Kyiv opera house reopens after 3 months
Updated June 9, 2022 at 10:54 AM ET
KYIV, Ukraine — Last year, President Vladimir Putin claimed that Russian and Ukrainian are dialects of the same language, somehow forced into separate languages by Europe in order to undermine Russian power. During the 19th century, the Russian Empire even banned publication and performance in Ukrainian. But a trip to Ukraine's National Opera House reveals a more nuanced story.
"The way we approach our work has changed," says soprano Natalia Nikolaishyn, who plays the title role in the Kyiv Opera Company's production of Natalka Poltavka,written by Ukrainian composer Mykola Lysenko in the mid-19th century. It was the last show performed at the Kyiv Opera before Russian forces attacked the city in late February.
In late May, the opera quietly re-opened with Rossini's The Barber of Seville in an experiment of wartime entertainment. After taking a week to sort out things like how to evacuate amid an air raid siren, the directors launched a big marketing blitz to get people back into the Opera with Natalka Poltavka at the top of the playbill.
Russians, Ukrainians, Italians
When Kyiv's aristocrats opened the "City Opera'' in 1867, making it the first such theater in the Russian Empire outside of Moscow and St. Petersburg, many referred to it as the "Russian Opera." At the time, both Russian and Ukrainian opera were in their infancy; the Russian aristocracy tended to speak French, with music tastes that leaned Italian.

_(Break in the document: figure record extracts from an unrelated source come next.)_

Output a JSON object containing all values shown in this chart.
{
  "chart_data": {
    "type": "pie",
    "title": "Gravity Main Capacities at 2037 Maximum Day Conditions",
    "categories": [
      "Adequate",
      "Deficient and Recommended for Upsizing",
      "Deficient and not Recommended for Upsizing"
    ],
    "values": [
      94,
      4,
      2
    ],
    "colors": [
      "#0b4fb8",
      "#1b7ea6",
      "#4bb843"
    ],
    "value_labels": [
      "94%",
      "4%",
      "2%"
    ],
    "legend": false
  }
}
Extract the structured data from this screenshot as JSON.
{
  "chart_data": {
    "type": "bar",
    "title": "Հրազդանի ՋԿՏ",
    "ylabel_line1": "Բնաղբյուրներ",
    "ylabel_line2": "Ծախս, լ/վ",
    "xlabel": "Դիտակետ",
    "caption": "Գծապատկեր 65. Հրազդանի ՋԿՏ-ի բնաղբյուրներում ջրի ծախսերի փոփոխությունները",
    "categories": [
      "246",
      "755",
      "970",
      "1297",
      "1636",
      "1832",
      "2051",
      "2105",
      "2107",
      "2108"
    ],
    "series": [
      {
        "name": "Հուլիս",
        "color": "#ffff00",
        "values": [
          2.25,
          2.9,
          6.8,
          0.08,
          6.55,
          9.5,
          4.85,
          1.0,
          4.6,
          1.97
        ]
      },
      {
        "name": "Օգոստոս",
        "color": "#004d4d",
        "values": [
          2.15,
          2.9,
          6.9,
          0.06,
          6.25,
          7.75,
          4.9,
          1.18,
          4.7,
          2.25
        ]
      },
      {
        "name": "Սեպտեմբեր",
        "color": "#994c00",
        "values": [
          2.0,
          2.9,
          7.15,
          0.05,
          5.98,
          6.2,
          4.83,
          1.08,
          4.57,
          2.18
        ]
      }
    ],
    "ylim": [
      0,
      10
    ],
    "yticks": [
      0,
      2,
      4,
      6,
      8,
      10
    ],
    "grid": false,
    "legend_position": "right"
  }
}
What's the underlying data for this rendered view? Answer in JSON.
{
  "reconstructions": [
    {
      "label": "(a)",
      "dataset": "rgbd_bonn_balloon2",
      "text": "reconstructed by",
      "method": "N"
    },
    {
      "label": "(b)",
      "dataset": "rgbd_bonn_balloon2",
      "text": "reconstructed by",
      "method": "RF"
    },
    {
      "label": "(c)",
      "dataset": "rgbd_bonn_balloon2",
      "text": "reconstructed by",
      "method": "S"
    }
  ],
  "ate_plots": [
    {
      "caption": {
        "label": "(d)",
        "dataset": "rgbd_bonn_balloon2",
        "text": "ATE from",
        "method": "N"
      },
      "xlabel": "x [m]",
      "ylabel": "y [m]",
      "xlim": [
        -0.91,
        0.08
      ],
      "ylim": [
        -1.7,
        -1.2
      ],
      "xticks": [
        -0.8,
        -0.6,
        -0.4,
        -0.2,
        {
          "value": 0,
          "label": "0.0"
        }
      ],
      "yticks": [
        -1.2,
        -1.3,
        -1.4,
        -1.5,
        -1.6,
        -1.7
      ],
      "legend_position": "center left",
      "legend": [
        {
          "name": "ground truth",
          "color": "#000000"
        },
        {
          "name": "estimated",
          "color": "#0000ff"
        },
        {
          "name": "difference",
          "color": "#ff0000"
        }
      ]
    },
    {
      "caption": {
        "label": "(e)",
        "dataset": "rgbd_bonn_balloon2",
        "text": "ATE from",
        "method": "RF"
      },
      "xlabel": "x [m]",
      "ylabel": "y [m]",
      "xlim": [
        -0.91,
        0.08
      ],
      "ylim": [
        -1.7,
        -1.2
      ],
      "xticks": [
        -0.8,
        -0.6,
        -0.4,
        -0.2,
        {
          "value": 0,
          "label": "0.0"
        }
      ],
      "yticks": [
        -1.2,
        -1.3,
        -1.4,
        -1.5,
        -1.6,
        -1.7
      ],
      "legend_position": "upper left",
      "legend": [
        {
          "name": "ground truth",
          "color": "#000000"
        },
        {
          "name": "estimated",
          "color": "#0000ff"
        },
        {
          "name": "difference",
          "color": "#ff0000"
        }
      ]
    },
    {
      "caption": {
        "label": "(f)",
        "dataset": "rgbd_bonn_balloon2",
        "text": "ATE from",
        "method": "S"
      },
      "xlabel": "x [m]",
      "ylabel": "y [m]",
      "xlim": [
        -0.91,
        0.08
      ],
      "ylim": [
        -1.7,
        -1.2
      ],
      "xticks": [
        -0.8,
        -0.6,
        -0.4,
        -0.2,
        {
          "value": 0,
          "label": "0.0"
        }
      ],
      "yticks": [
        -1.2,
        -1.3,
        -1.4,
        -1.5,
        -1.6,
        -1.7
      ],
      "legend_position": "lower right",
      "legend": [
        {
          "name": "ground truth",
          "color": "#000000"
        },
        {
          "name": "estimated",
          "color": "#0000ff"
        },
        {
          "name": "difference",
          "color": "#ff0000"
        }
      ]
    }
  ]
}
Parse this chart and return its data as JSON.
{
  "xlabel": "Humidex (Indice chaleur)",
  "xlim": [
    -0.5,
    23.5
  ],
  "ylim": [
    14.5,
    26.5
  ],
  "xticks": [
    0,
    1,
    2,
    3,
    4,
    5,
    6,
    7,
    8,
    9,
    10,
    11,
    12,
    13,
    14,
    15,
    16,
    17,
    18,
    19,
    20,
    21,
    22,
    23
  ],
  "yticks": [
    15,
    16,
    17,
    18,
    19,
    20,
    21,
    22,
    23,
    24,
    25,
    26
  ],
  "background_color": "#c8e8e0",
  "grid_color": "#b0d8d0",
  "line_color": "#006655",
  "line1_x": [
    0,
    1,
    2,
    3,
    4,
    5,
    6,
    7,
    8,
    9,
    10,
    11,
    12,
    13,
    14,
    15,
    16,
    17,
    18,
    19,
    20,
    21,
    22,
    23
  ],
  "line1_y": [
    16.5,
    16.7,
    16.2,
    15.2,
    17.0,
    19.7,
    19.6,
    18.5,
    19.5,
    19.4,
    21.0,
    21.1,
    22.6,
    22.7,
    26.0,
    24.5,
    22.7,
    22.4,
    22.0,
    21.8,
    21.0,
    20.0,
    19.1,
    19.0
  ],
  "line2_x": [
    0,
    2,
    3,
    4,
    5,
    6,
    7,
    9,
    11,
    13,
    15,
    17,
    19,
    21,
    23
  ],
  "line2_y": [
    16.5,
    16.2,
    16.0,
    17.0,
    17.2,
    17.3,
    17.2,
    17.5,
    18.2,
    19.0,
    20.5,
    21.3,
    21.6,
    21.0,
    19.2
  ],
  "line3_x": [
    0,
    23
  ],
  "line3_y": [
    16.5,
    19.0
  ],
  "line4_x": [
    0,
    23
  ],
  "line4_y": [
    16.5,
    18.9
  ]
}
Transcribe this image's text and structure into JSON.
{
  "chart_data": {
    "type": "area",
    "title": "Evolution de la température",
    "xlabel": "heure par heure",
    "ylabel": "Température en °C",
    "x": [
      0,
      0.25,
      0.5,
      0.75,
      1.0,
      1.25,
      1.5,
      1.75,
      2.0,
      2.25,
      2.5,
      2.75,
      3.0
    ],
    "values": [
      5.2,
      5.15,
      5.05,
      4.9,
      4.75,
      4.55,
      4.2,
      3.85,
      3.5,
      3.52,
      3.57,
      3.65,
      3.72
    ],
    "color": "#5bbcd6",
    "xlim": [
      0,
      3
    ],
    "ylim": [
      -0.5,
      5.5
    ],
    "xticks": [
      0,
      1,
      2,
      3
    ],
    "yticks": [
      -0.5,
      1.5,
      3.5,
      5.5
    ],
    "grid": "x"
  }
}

"There was a very strong policy of Russification" in Ukraine, says Larysa Tarasenko, the Kyiv Opera's archivist. "Ironically, critics wrote that the Russian Opera's preference [for Italian music] undermined attempts to make these 'southern Russian lands' more Russian."
Imperial authorities commissioned Russian-language operas to compete with Western European high arts, while Ukrainian remained forbidden.
The composer Lysenko thought his country's music deserved more of a chance, and spent most of his life studying the music of Ukrainian serfs — operas like Natalka Poltavka borrowed heavily from their folk songs and poetry, premiering only after being translated into Russian later in the century.
Now, more than a century-and-a-half after being referred to as "the Russian Opera," the Kyiv Opera company has sworn off Russian music.
"Our entire society is going through a rejection of all things Russian," says soprano Nikolaishyn. "Of course they have their classics — but others can perform them."
Natalka Poltavka's conductor, Herman Makarenko, says that he always feels lucky to be able to lead Ukrainian music, especially in light of war.
"We didn't used to value what we had, spiritually or materially," Makarenko says.
Eight-year-old Katyusha enjoyed the show with her mother, Natalia. It was their first opera, and was part of a cultural tour around the city after fleeing war-torn Mariupol.
"Kids have to know what their country's culture is about," says Natalia.